Arc will arrive “sooner than you think” according to Intel fellow Tom Petersen. In a move to reassure the masses of Intel’s confidence in its upcoming GPUs, the Arc graphics team demoed the gaming performance of the A750 desktop graphics card in several modern titles. This coincides with a recent guest appearance of Tom Petersen and Ryan Shrout on the Gamers Nexus YouTube channel to discuss Arc in more detail.
The Intel video demonstration was straightforward and to the point. Ryan Shrout fired up the Cyberpunk 2077Â benchmark in 1440p on high settings to show that it managed a stable 60 fps experience. The Arc 7 A750 graphics slightly outpaced the performance of an Nvidia RTX 3060, which Shrout then backed up with additional examples from F1 2021, Control, Borderlands 3, and Fortnite.
For context, the A750 falls into the Arc 7 category, somewhat as we’d imagine the Core i7 series for CPUs. However, this does get a little murky with there being an A780 model as well. We’ll just have to wait and see how the product segmentation pans out in terms of pricing and performance.
Driving it home
It’s no coincidence these games happen to be popular benchmark titles, and it’s about time we saw some basic head-to-head matchups in more relevant titles. With that said, it’s an impressive showing for Intel’s debut into discrete graphics for gaming.
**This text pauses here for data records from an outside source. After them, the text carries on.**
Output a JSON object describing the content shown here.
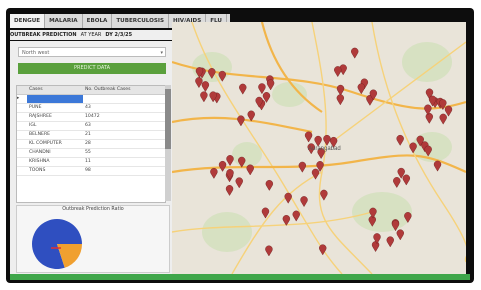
{
  "tabs": [
    {
      "label": "DENGUE",
      "active": true
    },
    {
      "label": "MALARIA",
      "active": false
    },
    {
      "label": "EBOLA",
      "active": false
    },
    {
      "label": "TUBERCULOSIS",
      "active": false
    },
    {
      "label": "HIV/AIDS",
      "active": false
    },
    {
      "label": "FLU",
      "active": false
    }
  ],
  "subbar": {
    "title": "OUTBREAK PREDICTION",
    "sep": "AT YEAR",
    "year": "DY 2/3/25"
  },
  "panel": {
    "select_value": "North west",
    "predict_button": "PREDICT DATA"
  },
  "table": {
    "headers": [
      "Cases",
      "No. Outbreak Cases"
    ],
    "rows": [
      {
        "name": "",
        "value": ""
      },
      {
        "name": "PUNE",
        "value": "43"
      },
      {
        "name": "RAJSHREE",
        "value": "10472"
      },
      {
        "name": "IGL",
        "value": "63"
      },
      {
        "name": "BELNERE",
        "value": "21"
      },
      {
        "name": "KL COMPUTER",
        "value": "28"
      },
      {
        "name": "CHANDNI",
        "value": "55"
      },
      {
        "name": "KRISHNA",
        "value": "11"
      },
      {
        "name": "TOONS",
        "value": "98"
      }
    ]
  },
  "pie": {
    "title": "Outbreak Prediction Ratio",
    "colors": {
      "major": "#2f4fc0",
      "minor": "#f0a030",
      "accent": "#e03030"
    },
    "minor_share": 0.2
  },
  "map": {
    "city_label": "Aurangabad",
    "marker_color": "#b03a3a",
    "marker_icon": "outbreak-pin-icon"
  },
  "colors": {
    "green": "#3fa64a",
    "tabbar": "#dcdcdc"
  }
}
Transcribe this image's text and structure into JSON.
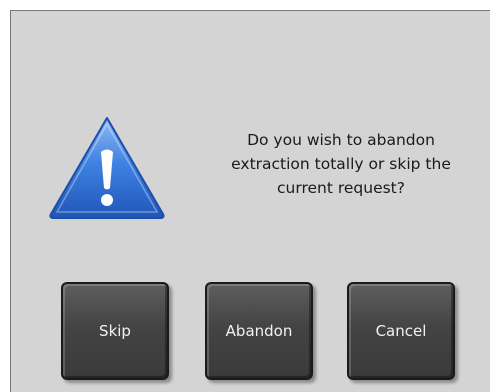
{
  "dialog": {
    "message_lines": [
      "Do you wish to abandon",
      "extraction totally or skip the",
      "current request?"
    ],
    "icon": "warning-icon",
    "colors": {
      "background": "#d4d4d4",
      "button": "#444444",
      "button_text": "#f2f2f2",
      "icon_blue": "#2f6fd6"
    }
  },
  "buttons": {
    "skip_label": "Skip",
    "abandon_label": "Abandon",
    "cancel_label": "Cancel"
  }
}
Yet despite this decent showing, Intel was quick to provide a disclaimer about Arc’s gaming performance. “The performance of Intel Arc won’t look like this in all games, but this demonstration was a great view of what Arc is capable of with the right game enablement and software engineering. We have an entire team of engineers working to make it happen,” said Shrout.
We’ve heard Intel engineers have been hard at work for some time now to achieve driver parody with competitors AMD and Intel, and the results seem to be paying off. However, Intel also admits it has plenty of work to go and that we should expect to find inconsistent results in a fair number of games. The overall strategy is to ensure the best possible performance in modern and popular titles before working backwards to widen game driver support.
Humble… for now?
It was quite obvious from the demonstration that Intel understands its current position in the graphics market. Arc Alchemist graphics card should launch in late summer at the earliest, and will trade blows with competitor models. The caveat is that there are only a few more months to go before AMD and Nvidia begin to launch next generation graphics cards that will frankly blow Arc performance out of the water.
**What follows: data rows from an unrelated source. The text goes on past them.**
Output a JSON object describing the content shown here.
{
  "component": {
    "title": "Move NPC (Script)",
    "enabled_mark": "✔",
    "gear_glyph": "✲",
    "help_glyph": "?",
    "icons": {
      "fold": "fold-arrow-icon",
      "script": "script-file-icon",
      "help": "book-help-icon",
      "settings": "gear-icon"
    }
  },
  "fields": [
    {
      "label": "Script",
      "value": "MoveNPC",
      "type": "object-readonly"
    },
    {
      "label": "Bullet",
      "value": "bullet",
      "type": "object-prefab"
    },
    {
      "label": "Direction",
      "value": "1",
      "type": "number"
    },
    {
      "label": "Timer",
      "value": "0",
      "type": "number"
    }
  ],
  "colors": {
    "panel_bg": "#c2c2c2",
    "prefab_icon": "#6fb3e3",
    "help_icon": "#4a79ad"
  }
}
Regardless, Petersen is quite proud of what Intel’s Arc graphics team has managed to accomplish in its debut effort, and rightly so given the complexity of GPUs and software support. From what we gather, Intel’s focus is on improving driver support and building on the Arc Xe architecture for future generations of products that will be far more competitive.
https://www.youtube.com/watch?v=uctDN9uYcXI
Intel’s repeatedly stated that it’s committed to graphics for the long term, so Arc sounds like it’s largely about laying the groundwork. With this in mind, we’ll have to see what pricing looks like. Intel may decide to sell Arc for cheap, just to get it into people’s hands and minds.
The $129-139 USD MSRP of the A380 is an indicator of that, which undercuts AMD’s $159 USD RX 6400 and Nvidia’s $169 USD GTX 1630 graphics cards by a decent amount while delivering respectable performance in the games where drivers are polished.
Still, you should just go with the established AMD or Nvidia options if you’re unwilling to gamble with Intel Arc gaming performance and driver stability when it’s fresh out of the gate. We hope to know for ourselves soon enough and look forward to exploring everything about the A750 and other desktop graphics card models as well as Intel’s supporting Arc graphics software come launch.